Ale do rzeczy. Z wczorajszego przesłuchania najważniejsze dla mnie komunikaty nie kryły się w treści wypowiedzi ale poza nią:
Komunikat 1
Murdoch wszedł w towarzystwie syna, żony, prawników i asystentów. Najważniejszy moment, to ten, w którym Wendy nalewa Rupertowi wodę i oferuje ją Jamesowi.
Komunikat 2
„This is the most humble day of my life”
Komunikat 3
Relacja ojciec – syn
Komunikat 4
Delikatna interwencja Wendy, gdy Rupert Murdoch uderzał ręką w stół
Komunikat 5
Reakcja na atak – James cofający się w ruchu obronnym i „prawy sierpowy” Wendy. W obronie męża rzuciła się na napastnika jak tygrysica, powalając go na podłogę.

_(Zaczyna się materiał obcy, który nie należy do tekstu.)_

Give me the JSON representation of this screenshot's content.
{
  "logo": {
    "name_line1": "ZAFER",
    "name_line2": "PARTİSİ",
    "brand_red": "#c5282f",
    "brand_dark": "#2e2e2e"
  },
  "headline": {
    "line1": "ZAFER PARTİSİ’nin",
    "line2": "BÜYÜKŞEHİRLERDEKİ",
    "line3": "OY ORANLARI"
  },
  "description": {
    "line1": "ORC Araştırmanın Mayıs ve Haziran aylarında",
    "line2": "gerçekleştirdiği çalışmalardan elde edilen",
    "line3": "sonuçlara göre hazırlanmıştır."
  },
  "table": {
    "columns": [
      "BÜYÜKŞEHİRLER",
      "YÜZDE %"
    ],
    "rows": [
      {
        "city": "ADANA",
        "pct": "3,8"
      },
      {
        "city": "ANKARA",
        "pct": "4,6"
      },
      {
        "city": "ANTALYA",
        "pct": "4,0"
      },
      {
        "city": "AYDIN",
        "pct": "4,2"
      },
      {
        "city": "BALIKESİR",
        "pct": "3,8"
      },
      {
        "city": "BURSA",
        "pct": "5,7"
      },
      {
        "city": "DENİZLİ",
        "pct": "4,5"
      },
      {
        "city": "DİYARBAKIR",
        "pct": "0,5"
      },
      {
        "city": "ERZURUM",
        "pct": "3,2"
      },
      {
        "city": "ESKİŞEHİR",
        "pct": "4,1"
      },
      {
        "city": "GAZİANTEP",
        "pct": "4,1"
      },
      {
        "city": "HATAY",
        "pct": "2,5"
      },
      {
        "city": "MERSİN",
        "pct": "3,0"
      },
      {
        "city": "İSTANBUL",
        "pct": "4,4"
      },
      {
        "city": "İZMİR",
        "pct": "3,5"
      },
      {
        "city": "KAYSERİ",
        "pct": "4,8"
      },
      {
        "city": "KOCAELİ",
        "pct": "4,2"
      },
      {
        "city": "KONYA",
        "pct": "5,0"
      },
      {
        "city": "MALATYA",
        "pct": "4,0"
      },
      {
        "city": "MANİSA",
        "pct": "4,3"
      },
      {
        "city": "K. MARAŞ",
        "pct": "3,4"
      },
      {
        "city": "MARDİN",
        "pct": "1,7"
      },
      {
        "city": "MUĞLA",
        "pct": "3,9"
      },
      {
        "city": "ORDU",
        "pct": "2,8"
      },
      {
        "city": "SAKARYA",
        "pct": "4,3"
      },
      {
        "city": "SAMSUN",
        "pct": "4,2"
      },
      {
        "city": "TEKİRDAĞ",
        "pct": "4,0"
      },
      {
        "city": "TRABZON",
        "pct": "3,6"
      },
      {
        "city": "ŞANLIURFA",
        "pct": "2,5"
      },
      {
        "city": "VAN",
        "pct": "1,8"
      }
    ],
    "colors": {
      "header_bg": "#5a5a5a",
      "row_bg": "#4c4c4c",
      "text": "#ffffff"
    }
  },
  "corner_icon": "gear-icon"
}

Te 5 komunikatów powiedziało mi więcej o przyszłości firmy, niż wszelkie analizy sprawozdań finansowych. NWS się podniesie z obecnego kryzysu. Rodzina Murdochów nadal zarządzać będzie tą firmą, choć zapewne bez zmian się nie obejdzie.
Jest też jeden zewnętrzny komunikat, widoczny w cenie akcji. Długoterminowi inwestorzy w News Corporation nadal gotowi są wspierać rodzinę.